Darum ist es eher so: Vučić hat nach wie vor die volle Unter­stüt­zung des Staats­ap­pa­rates, der Insti­tu­tionen und auch der meisten Medien, aber nicht mehr jene der soge­nannten kleinen Leute. Nur noch wenige kommen, um seinen Zirkus zu bejubeln.

Wie könnten Gewerk­schafts­ar­beit und Studie­ren­den­pro­teste besser verbunden werden?

Es ist eigent­lich recht einfach: Viele Studie­rende müssen ohnehin zusätz­lich arbeiten. Beson­ders in Belgrad und Novi Sad sind die Lebens­ko­sten und Mieten extrem hoch, die Gehälter jedoch sehr niedrig. Darum sind die orga­ni­sierten Plena auch nicht so demo­kra­tisch, wie behauptet wird. Zahl­reiche Studie­rende bleiben allein aufgrund ihrer ökono­mi­schen Situa­tion aussen vor. Sie haben neben der Arbeit gar nicht die Zeit, zu den Plena zu gehen oder auf den Univer­si­täts­ge­länden zu kampieren. Ich denke, es muss ein demo­kra­ti­scherer Ansatz gefunden werden. Und der Schlüssel dazu liegt bei den Gewerkschaften.

Das heisst?

Die arbei­tenden Studie­renden sollten sich in Gewerk­schaften orga­ni­sieren und erst danach für einen echten Gene­ral­streik votieren. Dann würden tatsäch­lich auch die Betriebe mitein­be­zogen, und rele­vante Teile der Bevöl­ke­rung aus der Arbeiter*innenklasse könnten inte­griert werden. Umge­kehrt sollte sich die Studie­ren­den­be­we­gung wie eine Gewerk­schaft orga­ni­sieren. Gewerk­schaften haben eine funk­tio­nie­rende demo­kra­ti­sche Struktur, alle können Mitglied sein, wählen, abstimmen, aber müssen nicht die ganze Zeit beim Plenum anwe­send sein.

Wird Aleksandar Vučić auch diese Proteste aussitzen können?
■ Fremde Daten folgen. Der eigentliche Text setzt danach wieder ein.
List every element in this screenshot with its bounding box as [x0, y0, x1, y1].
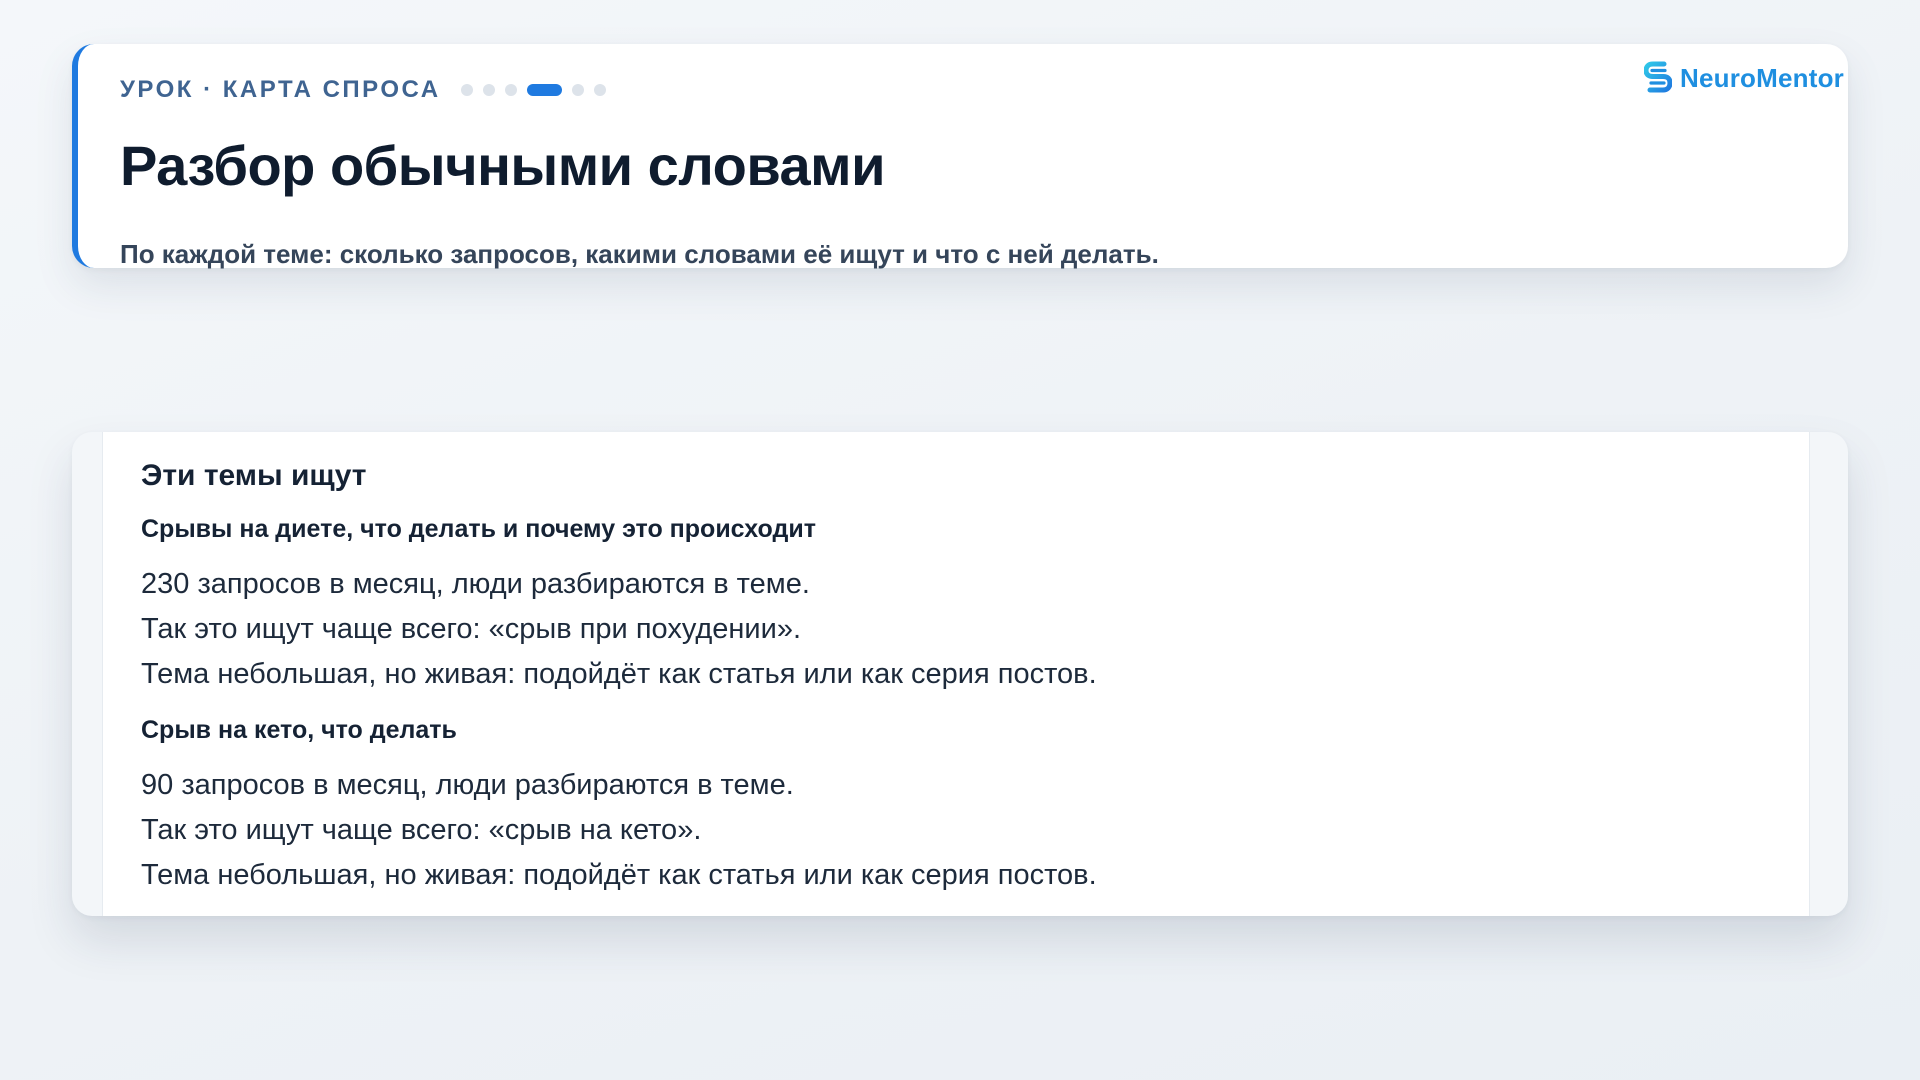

Vučić wird nur stürzen, wenn wir eine soli­da­ri­sche Stra­tegie finden, die alle einbindet. Studie­rende, Arbeiter*innen – orga­ni­sierte und nicht-orga­ni­sierte. Ich bin opti­mi­stisch, weil es sehr viel Wut gibt, und Wut befeuert die Bewe­gung, bringt die Leute dazu, sich zu enga­gieren. Aber ich bin auch besorgt, weil diese wirk­lich soli­da­ri­sche Bewe­gung noch nicht existiert. Im Moment handelt es sich um einen grossen spon­tanen Protest. Jetzt müssen wir nach einer lang­fri­stigen Stra­tegie suchen.